Activities have been taking place in Sudan as part of the annual international 16 Days of Activism against Gender-Based Violence (GBV) since November 25, with calls for extra focus on the position of displaced women. The No to Women's Oppression Initiative commenced its part of the international campaign with various activities today.
The No to Women's Oppression Initiative announced the launch of its campaign on Wednesday.
Rabha Ismail, a member of the Initiative, told Radio Dabanga on Wednesday that the campaign will begin with a forum to discuss women’s issues and the violence they face, including the experiences of women during the 2018 December revolution as they faced violence, murder, rape, and detentions.
The 16 Days of Activism Against GBV is an annual international campaign that takes place between November 25 and December 10 and the No to Women’s Oppression Initiative has been taking part and played an important role in organising activities in Sudan in the past years.
Ismail denied common criticism that the organisation focusses on women in Khartoum only and said that members of the Initiative visited Darfur, Blue Nile region, and eastern Sudan in the past three months to stand with women there, defending their rights and promoting women’s participation in political and public life.
She added that the 16-day campaign includes women in all states of Sudan.
Zahra Abdelnaeem, representative of civil society organisations in North Darfur, called for the need to unify the feminist agenda in order to establish a strong base to combat all forms of violence against women.
She said it is necessary to reach areas in the countryside and displacement camps, where women face different challenges, and pay special attention to those who were subjected to violence because of wars.
The Darfur Women Action Group posted an overview of recent GBV cases on its social media, outlining plenty of events in which girls and women were raped or assaulted, often by gunmen.
Other initiatives already took on and since November 25 in Sudan.
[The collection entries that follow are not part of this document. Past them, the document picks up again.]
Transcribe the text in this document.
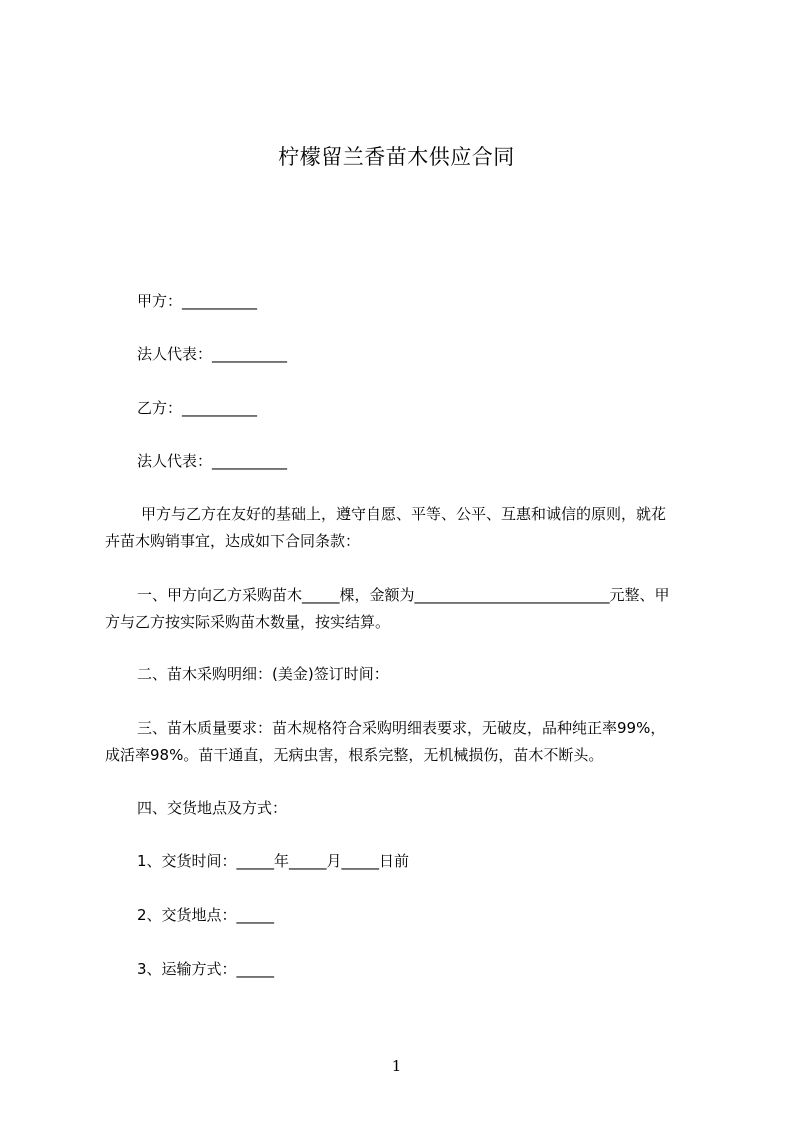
柠檬留兰香苗木供应合同
甲方：__________
法人代表：__________
乙方：__________
法人代表：__________
甲方与乙方在友好的基础上，遵守自愿、平等、公平、互惠和诚信的原则，就花
卉苗木购销事宜，达成如下合同条款：
一、甲方向乙方采购苗木_____棵，金额为__________________________元整、甲
方与乙方按实际采购苗木数量，按实结算。
二、苗木采购明细：(美金)签订时间：
三、苗木质量要求：苗木规格符合采购明细表要求，无破皮，品种纯正率99%，
成活率98%。苗干通直，无病虫害，根系完整，无机械损伤，苗木不断头。
四、交货地点及方式：
1、交货时间：_____年_____月_____日前
2、交货地点：_____
3、运输方式：_____
1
EU staff in Sudan wore orange to call for “a future free from violence against women and girls”.
In South Darfur women police officers received extra training on investigations and managing GBV cases on November 27. The UNITAMS Police Liaison Officer Mariama Barry, who was involved in the training, also spoke at a launch event in the Beleil refugee settlement in South Darfur.
Special unit to combat violence
North Darfur announced its intention to establish a unit to combat violence against women in the state.
Addressing the audience at the celebratory inauguration of the campaign on Wednesday morning in El Fasher, North Darfur, Director of the Ministry of Welfare Ibrahim Mousa said that the Ministry will conduct awareness lectures for young women and girls in all the schools and camps in the city.
He added that the ministry will also maintain the Urinary Fistula* Centre in the Obstetrics and Gynaecology Hospital in El Fasher.
Dire situation in Northern state
Ebaa Murtada, an activist for women's issues in Northern State, reported a serious lack of doctors and obstetrics and gynaecology departments, especially in the far peripheral areas of the state.
“In some areas there are not even midwives,” she told Radio Dabanga. “We don’t even have measurement mechanisms to determine mortality rates among women.”
Many women are also exposed to domestic violence. “The economic situation is dire, and there is a lot of hidden poverty,” she explained. This makes women more vulnerable as it becomes financially impossible for them to leave their partners.
The culture of the local communities prevents women from going out to work or take up education for future work. “Going out to education and work is unacceptable for girls in many communities in the north,” Murtada explained.
She said that her activist group is trying to help women get out of the circle of poverty by working in trade and selling tea or food “in the informal sector”.
* A fistula is an abnormal connection or passageway between two organs or body cavities that do not usually connect. A urinary fistula is an abnormal passage between the bladder and the vagina and between the rectum and the vagina. In most countries in Africa, the most common cause of fistulas is childbirth or sexual violence, most conspicuously in the form of rape, gang rape, and the insertion of sharp objects into the vagina or rectum.